First, let's write the chemical equation for the reaction of hypobromite ion with water:
BrO- + H2O ⇌ OH- + HOBr
We can see that in this reaction, BrO- functions as a base and accepts a proton (H+) to form OH-. The Kb value (the base dissociation constant) represents the extent to which the base will dissociate and produce OH- ions.
The expression for Kb is:
Kb = [OH-] * [HOBr] / [BrO-]
We are given the Kb value as 4.0 x 10^-6. Now, let's assume the concentration of OH- ions at equilibrium is x M. Since the concentration of OH- ions is the same as the concentration of the products in the equilibrium expression, we can substitute [OH-] with x in the expression and rewrite it as:
Kb = x * [HOBr] / [BrO-]
Next, we need to determine the concentrations of HOBr and BrO-. The only concentration given in the problem is that of BrO-, which is 1.79 M. We'll use this concentration to calculate the concentration of HOBr.
Since HOBr and BrO- are formed by the reaction of hypobromite ion with water, we can assume that the initial concentration of HOBr is also x M, as OH- and HOBr are both products of this reaction. Therefore, the concentration of HOBr is also x M.

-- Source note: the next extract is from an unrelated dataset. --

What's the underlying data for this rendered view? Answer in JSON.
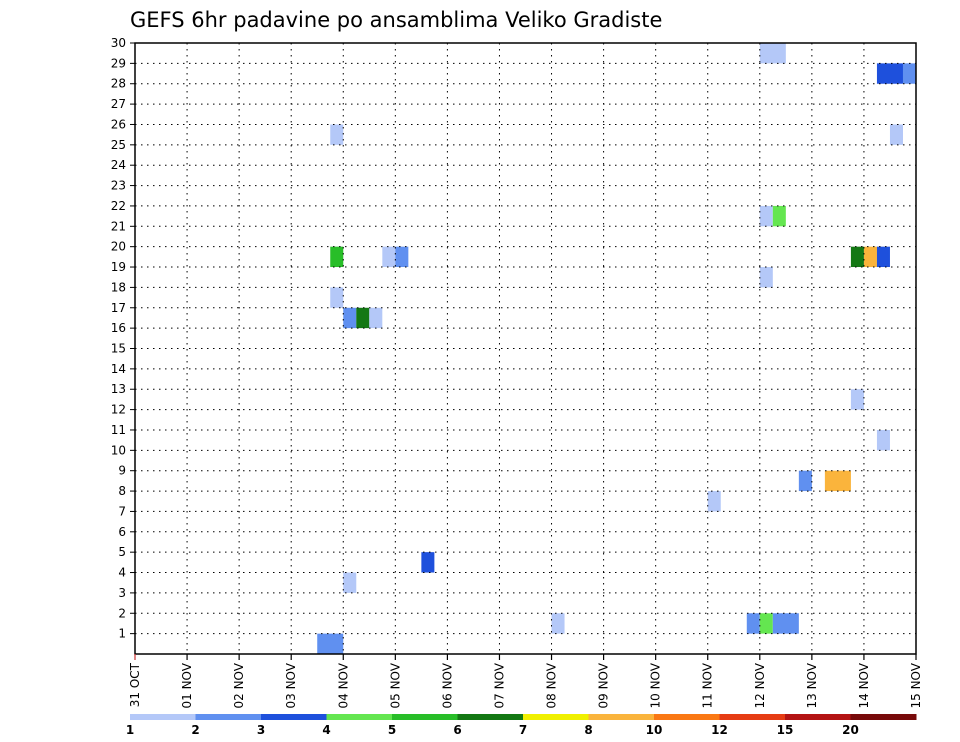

Finally, we can plug in the values into the expression for Kb:
4.0 x 10^-6 = x * x / 1.79
Now we can solve for x, which is the concentration of OH- ions:
x^2 = 4.0 x 10^-6 * 1.79
x^2 = 7.16 x 10^-6
Taking the square root of both sides:
x ≈ 8.46 x 10^-4 M
Therefore, the molar concentration of OH- ions in the 1.79 M solution of hypobromite ion is approximately 8.46 x 10^-4 M.